I miss you, Mama. I hope you found Dad and you are both very happy in Heaven.

There is no way I’m ever leaving this room. I can’t . . . I won’t. I ran away from Miami as fast as I could, thinking the scandal would be locally contained. How stupid was I! That stupid oaf of an airhead —Jeebz, caught wind of the story, and I'm the star of his Blog, Celeb Secrets.

In the quiet solitude of my room, I find myself reflecting on the unexpected turn of events my life has taken lately: the blaring headlines from the Miami Beach Sentinal, the intrusive photographs, the demoralizing captions—it's as if the entire world now has a front-row seat to my personal struggles.

It's a surreal experience, one that has made me acutely aware of the harsh scrutiny celebrities endure daily—every moment,every choice scrutinized and dissected by people who have no right to an opinion. It's disheartening to think that my private battles are now public spectacles, up for commentary by anyone who has access to a smartphone, a tabloid, or a gossip column.
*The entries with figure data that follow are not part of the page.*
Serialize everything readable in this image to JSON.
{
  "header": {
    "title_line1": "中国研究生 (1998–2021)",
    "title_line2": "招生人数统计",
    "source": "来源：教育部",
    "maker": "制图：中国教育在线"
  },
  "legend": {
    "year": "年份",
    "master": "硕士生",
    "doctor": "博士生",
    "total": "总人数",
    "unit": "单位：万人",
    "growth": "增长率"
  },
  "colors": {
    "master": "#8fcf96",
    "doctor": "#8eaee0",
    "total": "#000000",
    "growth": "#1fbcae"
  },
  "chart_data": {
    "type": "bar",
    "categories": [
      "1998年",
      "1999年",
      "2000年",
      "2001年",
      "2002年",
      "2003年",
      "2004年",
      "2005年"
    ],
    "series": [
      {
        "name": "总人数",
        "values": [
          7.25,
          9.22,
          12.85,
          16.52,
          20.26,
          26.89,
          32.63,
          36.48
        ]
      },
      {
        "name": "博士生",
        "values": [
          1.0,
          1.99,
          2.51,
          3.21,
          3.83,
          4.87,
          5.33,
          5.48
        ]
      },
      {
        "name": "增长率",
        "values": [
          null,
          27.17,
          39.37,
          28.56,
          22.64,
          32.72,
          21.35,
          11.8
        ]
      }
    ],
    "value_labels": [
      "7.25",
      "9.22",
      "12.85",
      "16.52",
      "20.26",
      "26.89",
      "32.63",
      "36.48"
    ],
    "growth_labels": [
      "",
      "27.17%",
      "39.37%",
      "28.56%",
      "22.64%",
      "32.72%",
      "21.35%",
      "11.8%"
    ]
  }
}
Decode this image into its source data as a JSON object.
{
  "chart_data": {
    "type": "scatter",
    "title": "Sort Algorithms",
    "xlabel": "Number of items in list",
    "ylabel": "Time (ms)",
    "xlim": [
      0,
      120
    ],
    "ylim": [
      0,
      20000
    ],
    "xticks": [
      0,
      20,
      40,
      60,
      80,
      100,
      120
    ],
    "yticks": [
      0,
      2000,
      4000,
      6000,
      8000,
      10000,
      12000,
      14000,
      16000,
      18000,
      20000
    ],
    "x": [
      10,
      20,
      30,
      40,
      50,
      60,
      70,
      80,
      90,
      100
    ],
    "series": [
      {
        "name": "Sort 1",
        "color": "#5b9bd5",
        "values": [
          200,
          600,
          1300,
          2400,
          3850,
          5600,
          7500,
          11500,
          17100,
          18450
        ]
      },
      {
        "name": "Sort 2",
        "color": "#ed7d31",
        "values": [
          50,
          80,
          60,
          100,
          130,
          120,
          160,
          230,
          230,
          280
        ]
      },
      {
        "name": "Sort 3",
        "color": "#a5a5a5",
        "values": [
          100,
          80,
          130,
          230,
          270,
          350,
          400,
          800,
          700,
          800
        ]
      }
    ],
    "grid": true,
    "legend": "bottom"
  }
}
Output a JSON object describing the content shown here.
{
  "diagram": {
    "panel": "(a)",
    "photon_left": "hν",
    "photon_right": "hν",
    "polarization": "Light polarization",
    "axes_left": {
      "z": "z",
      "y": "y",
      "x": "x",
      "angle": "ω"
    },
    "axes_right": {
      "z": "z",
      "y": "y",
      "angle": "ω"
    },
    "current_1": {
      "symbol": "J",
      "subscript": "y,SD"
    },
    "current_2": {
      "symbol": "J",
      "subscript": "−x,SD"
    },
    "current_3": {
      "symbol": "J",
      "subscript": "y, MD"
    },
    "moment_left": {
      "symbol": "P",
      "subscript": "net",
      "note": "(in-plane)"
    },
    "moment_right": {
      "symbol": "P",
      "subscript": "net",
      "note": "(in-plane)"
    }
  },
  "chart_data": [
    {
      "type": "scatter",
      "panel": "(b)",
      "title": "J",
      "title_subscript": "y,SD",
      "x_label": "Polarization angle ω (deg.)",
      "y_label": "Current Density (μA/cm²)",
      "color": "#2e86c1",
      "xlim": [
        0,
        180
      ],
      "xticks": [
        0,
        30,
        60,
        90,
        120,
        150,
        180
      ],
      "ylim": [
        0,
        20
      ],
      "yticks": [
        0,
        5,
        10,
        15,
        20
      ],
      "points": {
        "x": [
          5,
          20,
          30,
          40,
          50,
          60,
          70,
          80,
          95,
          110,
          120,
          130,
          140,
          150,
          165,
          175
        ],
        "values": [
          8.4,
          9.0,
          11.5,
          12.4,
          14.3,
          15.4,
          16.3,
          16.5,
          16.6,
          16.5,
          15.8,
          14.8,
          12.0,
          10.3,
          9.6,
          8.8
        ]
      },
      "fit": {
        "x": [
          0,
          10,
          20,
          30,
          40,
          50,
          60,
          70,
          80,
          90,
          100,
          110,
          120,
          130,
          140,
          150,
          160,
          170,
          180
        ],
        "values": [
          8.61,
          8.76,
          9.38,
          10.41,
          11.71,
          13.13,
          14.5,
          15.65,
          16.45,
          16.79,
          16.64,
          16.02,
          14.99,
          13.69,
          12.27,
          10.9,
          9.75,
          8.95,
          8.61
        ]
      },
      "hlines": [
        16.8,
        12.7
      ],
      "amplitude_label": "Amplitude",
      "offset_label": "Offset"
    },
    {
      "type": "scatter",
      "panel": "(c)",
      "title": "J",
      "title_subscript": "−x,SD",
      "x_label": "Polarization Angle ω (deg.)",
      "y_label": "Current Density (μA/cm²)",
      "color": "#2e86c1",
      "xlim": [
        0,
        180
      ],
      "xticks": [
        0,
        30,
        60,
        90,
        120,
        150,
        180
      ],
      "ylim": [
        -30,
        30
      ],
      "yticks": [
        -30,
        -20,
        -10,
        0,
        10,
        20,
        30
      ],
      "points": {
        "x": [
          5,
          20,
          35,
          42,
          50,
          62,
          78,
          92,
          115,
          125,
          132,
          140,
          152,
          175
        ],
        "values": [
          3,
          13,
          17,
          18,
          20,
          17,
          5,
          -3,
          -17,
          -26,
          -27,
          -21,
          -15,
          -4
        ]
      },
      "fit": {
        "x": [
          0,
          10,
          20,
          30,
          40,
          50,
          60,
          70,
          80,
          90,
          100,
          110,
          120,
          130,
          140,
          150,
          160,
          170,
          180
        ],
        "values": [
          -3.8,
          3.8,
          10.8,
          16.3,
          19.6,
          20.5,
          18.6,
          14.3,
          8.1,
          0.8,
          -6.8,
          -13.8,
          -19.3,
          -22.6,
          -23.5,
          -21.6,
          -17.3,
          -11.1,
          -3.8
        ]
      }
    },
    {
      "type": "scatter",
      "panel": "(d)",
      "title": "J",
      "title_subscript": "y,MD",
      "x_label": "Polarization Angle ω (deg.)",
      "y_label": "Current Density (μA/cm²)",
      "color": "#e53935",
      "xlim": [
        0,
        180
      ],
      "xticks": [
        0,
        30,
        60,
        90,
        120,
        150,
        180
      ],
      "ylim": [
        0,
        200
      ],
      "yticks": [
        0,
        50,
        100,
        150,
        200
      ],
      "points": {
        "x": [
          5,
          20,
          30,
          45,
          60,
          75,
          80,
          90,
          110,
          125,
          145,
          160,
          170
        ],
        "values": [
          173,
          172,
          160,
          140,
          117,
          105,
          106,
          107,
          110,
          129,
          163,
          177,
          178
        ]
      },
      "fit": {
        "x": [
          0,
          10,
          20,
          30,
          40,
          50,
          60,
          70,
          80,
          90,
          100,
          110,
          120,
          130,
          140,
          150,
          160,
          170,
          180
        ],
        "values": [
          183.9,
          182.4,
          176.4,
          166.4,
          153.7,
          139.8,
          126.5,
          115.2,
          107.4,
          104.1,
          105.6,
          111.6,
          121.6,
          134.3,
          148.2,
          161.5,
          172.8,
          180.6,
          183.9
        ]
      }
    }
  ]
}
I must say that until now . . . now that I am on the receiving end of the injustice, I too was a passing consumer of these unconfirmed, unproven insinuations and inuendoes. Like everybody else, I, too, would snag a rag at the grocery store checkout as I waited in line, casually and aimlessly flipping through people’s lives, absorbing the intimate details of others' misery and insecurity as if it were a mundane routine occurrence.

It hits me now—now that I am a victim—the callousness of a society that thrives on the misfortunes and vulnerabilities of others.

Until you have skin in it, you don’t realize how wide the empathy gap is. Looking at it from a victim’s perspective, I realize now how easily we’ve become passive consumers of others' misery, all in the name of entertainment and morbid curiosity. It's a harsh reality, and I wonder how many times I, too, may have unknowingly perpetuated the cycle before becoming the subject of its scrutiny.